This is a good post. There is a Japanese comic I really love called “Blade of the Immortal” which takes place shortly after the feudal era. A rogue school of swordsmen basically travel Japan killing all other sword schools, because they believe that the ritualized, spiritual kendo crap they teach in peaceful time swordschools is just a way for crappy samurai to pay the rent and has nothing to do with actual martialness (i.e., war).
Here is a list of incidents involving Junshi, committing Seppuku because your master died. It was common enough that they tried to outlaw it several times.
Let me be clearer. What I am asking for is a cite for the following case:
Has this ever happened in pre-modern Japan? Where there samurais who were killing themselves in protest of corrupt leadership, (specifically because the samurai felt that the leader was evil or corrupt and not because the samurai was on the wrong side of a leader).
So, I’m sitting here considering this case, and I can’t think of one happening. This is why I’m asking for cites. All references to one radical nut in the 1960s do not fulfill this request. Bonus points if you can get up to 12. The importance of 12 is that is the number which would surpass the number of “burning martyrs” in just this year alone.
Generally, in the past 30 years since I first lived in Japan, in actual discussions in RL, as well as reading or participating in internet discussions, the concepts related to honor, samurai, *bushido *and suicide, including seppuku, are areas which are generally the most misunderstood while being idealized.
I found this particularly true here on the Dope.
No. Not even close. The “cult of the emperor” wasn’t even that particularly compelling. Scholars who have studied the journals and letters of the tokkou members (called kamizaki in the West) have remarked on how little space was spent on the emperor. The young kids’ last thoughts were about their families and other group members.
Good post, but it always needs to be clarified that the samurai class was much larger than the European feudal nobility, and incorporated many others, such as foot solders and bureaucrats.
It’s been decades since I read Shogun, but I was not impressed with his portrayal of Japanese in that or Chinese in his other books.
Like I said, it’s not a perfect comparison. The samurai class was not only larger, but in being larger played a much more significant role in shaping Japan’s economy, to the point that eventually they became an unsupportable burden.
Of course, Clavell’s portrayal of the Portuguese, Dutch et al. isn’t all that balanced or fair, either. He’s showing a very small slice of Japanese society, a tiny upper slice, in fact.
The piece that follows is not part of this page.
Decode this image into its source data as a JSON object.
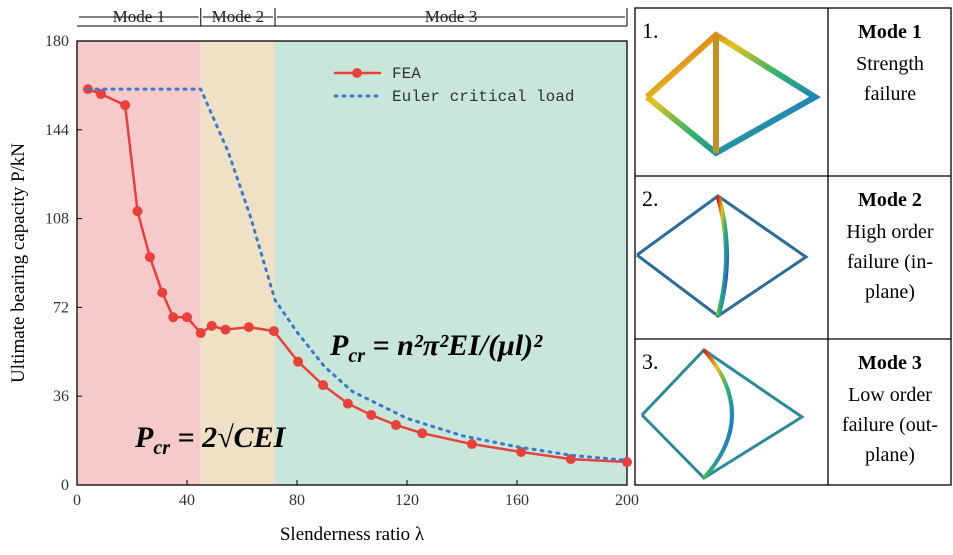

Still, though, there’s a remarkably broad cast of characters. Part of the point of “Shogun” is that your perspective is gradually switched. At the beginning, the Europeans are the people the reader identifies with and the Japanese are aliens who all appear the same. But by the end, it’s the Europeans who are aliens, all weird, quarreling jerks, and the Japanese are the ones who seem like normal people with actual three-dimensional personalities. You expect Blackthorne, the English hero, to be the guy who decides matters… and as it turns out, he was just being used as bait the whole time, and his actions don’t really matter at all.
This, very much so.
It’s really comparable to the concept of chivalry here in the West. The notion started popping up around the 12-13th century IIRC, the idea that maaaybe there was something more to be found in the concept of nobility than simply “I got the might, so I got the right”. Then it got a big revival during the 18th when a lot of books about romantic, chivalric knights got written, such as Ivanhoe, the Song of Roland, Beowulf… lots of pretty guys in shining armours, righting wrongs and defending the meek because those were the shining morals of a by-gone Golden Age.
But historically, knights and nobles were pretty much thugs. Violent looters, rapists, murderers, thieves, extortionists, schemers and plotters, patricides, fratricides… Unpleasant people to be around, really. The times, they were always rotten.